A plot of houses per latitude. The plot is highly irregular, containing
doldrums around latitude 36 and huge spikes around latitudes 34
and 38. Figure 1: House prices versus latitude.


For the following question, click the desired arrow to check your answer:

Consider Figure 1. If you think latitude might be a good predictor of housing values, should you leave latitude as a floating-point value? Why or why not? (Assume this is a linear model.)
Yes — if latitude is a floating-point value in the dataset, you shouldn't change it.
If you feed those floating-point values into your network, it will try to learn a linear relationship between the feature and the label. But a linear relationship isn't likely for latitude. A one-degree increase in latitude (say, from 34 to 35 degrees) may produce some amount of change in the model's output, whereas a different one-degree increase (say, from 35 to 36 degrees) may produce a different amount of change. That's non-linear behavior.
No — there's no linear relationship between latitude and the housing values.
You suspect that individual latitudes and housing values are related, but the relationship is not linear.
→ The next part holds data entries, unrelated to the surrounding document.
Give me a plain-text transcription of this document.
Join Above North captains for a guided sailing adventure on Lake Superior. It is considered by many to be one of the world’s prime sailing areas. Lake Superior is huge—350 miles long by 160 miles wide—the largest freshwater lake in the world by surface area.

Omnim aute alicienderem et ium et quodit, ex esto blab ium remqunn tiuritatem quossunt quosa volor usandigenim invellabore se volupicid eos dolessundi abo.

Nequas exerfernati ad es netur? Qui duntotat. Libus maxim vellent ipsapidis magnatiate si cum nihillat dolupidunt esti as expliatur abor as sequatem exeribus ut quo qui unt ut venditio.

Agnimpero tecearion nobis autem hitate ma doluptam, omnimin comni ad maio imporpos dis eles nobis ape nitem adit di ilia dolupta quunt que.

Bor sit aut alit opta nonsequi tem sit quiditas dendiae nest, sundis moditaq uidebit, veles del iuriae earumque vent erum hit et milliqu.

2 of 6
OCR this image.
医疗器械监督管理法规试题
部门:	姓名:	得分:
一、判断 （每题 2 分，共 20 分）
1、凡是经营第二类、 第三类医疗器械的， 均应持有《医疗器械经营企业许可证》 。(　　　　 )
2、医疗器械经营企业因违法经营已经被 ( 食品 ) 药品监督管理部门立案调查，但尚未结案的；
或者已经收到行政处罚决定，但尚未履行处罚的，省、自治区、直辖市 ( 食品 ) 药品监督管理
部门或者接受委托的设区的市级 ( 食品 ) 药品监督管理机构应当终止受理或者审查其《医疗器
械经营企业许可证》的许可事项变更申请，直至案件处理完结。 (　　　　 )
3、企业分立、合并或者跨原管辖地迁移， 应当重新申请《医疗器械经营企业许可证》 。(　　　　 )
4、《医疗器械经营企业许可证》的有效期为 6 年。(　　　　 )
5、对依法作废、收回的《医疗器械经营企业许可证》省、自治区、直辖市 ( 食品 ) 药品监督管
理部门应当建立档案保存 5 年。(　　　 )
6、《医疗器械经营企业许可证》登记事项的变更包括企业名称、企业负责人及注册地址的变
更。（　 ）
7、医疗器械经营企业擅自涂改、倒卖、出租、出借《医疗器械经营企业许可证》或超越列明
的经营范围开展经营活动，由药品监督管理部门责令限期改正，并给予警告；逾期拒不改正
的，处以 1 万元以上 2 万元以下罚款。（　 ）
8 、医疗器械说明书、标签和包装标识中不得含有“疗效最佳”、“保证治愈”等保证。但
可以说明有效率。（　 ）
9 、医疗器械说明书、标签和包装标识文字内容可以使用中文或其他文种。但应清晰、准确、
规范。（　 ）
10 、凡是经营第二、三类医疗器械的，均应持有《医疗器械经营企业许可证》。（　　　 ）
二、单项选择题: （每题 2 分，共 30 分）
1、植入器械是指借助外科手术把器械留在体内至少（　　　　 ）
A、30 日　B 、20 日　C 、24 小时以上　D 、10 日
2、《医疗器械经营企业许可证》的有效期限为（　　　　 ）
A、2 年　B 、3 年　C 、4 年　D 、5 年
In cases like the latitude example, you need to divide the latitudes into buckets to learn something different about housing values for each bucket. This transformation of numeric features into categorical features, using a set of thresholds, is called bucketing (or binning). In this bucketing example, the boundaries are equally spaced.

The same plot of latitude vs. housing prices as the previous figure. This
time, however, the plot is divided into 11 "bins" between whole
number latitudes.


Figure 2: House prices versus latitude, now divided into buckets.

Quantile Bucketing

Let's revisit our car price dataset with buckets added. With one feature per bucket, the model uses as much capacity for a single example in the >45000 range as for all the examples in the 5000-10000 range. This seems wasteful. How might we improve this situation?
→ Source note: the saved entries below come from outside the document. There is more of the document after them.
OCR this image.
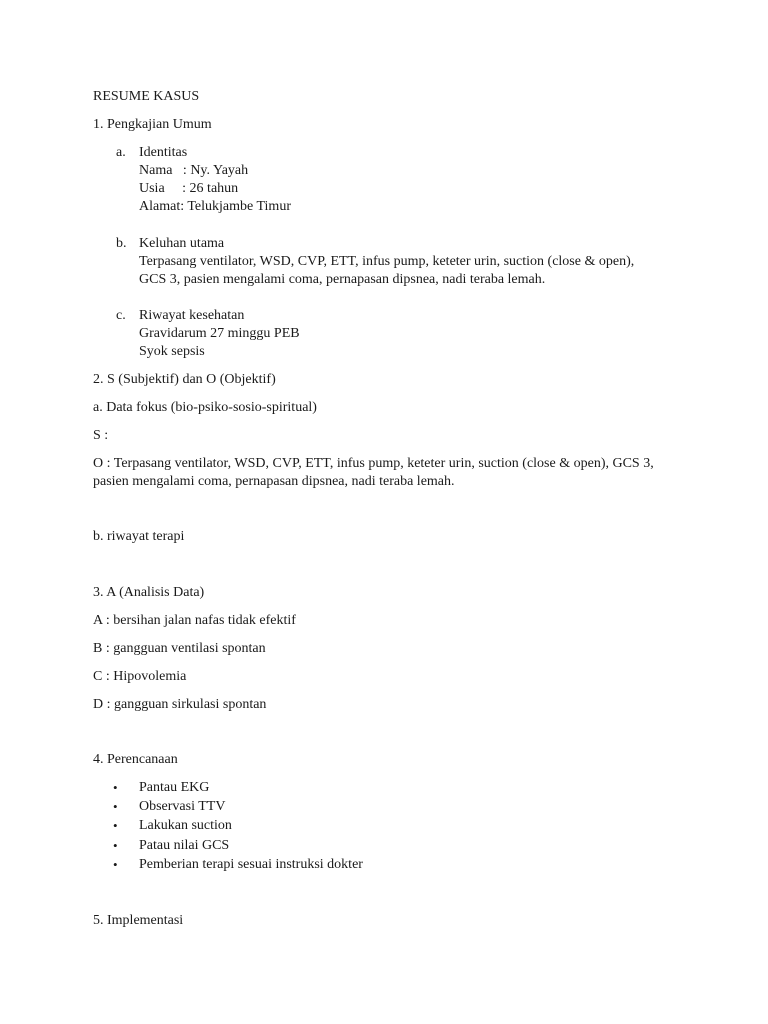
RESUME KASUS

1. Pengkajian Umum

a. Identitas

Nama   : Ny. Yayah

Usia     : 26 tahun

Alamat: Telukjambe Timur

b. Keluhan utama

Terpasang ventilator, WSD, CVP, ETT, infus pump, keteter urin, suction (close & open), GCS 3, pasien mengalami coma, pernapasan dipsnea, nadi teraba lemah.

c. Riwayat kesehatan

Gravidarum 27 minggu PEB

Syok sepsis

2. S (Subjektif) dan O (Objektif)

a. Data fokus (bio-psiko-sosio-spiritual)

S :

O : Terpasang ventilator, WSD, CVP, ETT, infus pump, keteter urin, suction (close & open), GCS 3, pasien mengalami coma, pernapasan dipsnea, nadi teraba lemah.

b. riwayat terapi

3. A (Analisis Data)

A : bersihan jalan nafas tidak efektif

B : gangguan ventilasi spontan

C : Hipovolemia

D : gangguan sirkulasi spontan

4. Perencanaan

• Pantau EKG

• Observasi TTV

• Lakukan suction

• Patau nilai GCS

• Pemberian terapi sesuai instruksi dokter

5. Implementasi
A plot of car price per number of cars sold at that price. The plot is divided
into 10 equally-sized buckets with a range of 5000 (car price). The first three
buckets contain many examples, but the final seven buckets contain very few

Figure 3: Number of cars sold at different prices.


The problem is that equally spaced buckets don’t capture this distribution well. The solution lies in creating buckets that each have the same number of points. This technique is called quantile bucketing. For example, the following figure divides car prices into quantile buckets. In order to get the same number of examples in each bucket, some of the buckets encompass a narrow price span while others encompass a very wide price span.

Same as Figure 3, except with quantile buckets. That is, the
buckets now have different sizes. The smallest bucket has a range of about
1000 dollars and the largest bucket has a range of about 25000 dollars.
The number of cars in each bucket is now about the

Figure 4: Quantile bucketing gives each bucket about the same number of cars.

Bucketing Summary

If you choose to bucketize your numerical features, be clear about how you are setting the boundaries and which type of bucketing you’re applying:

  • Buckets with equally spaced boundaries: the boundaries are fixed and encompass the same range (for example, 0-4 degrees, 5-9 degrees, and 10-14 degrees, or $5,000-$9,999, $10,000-$14,999, and $15,000-$19,999). Some buckets could contain many points, while others could have few or none.
  • Buckets with quantile boundaries: each bucket has the same number of points. The boundaries are not fixed and could encompass a narrow or wide span of values.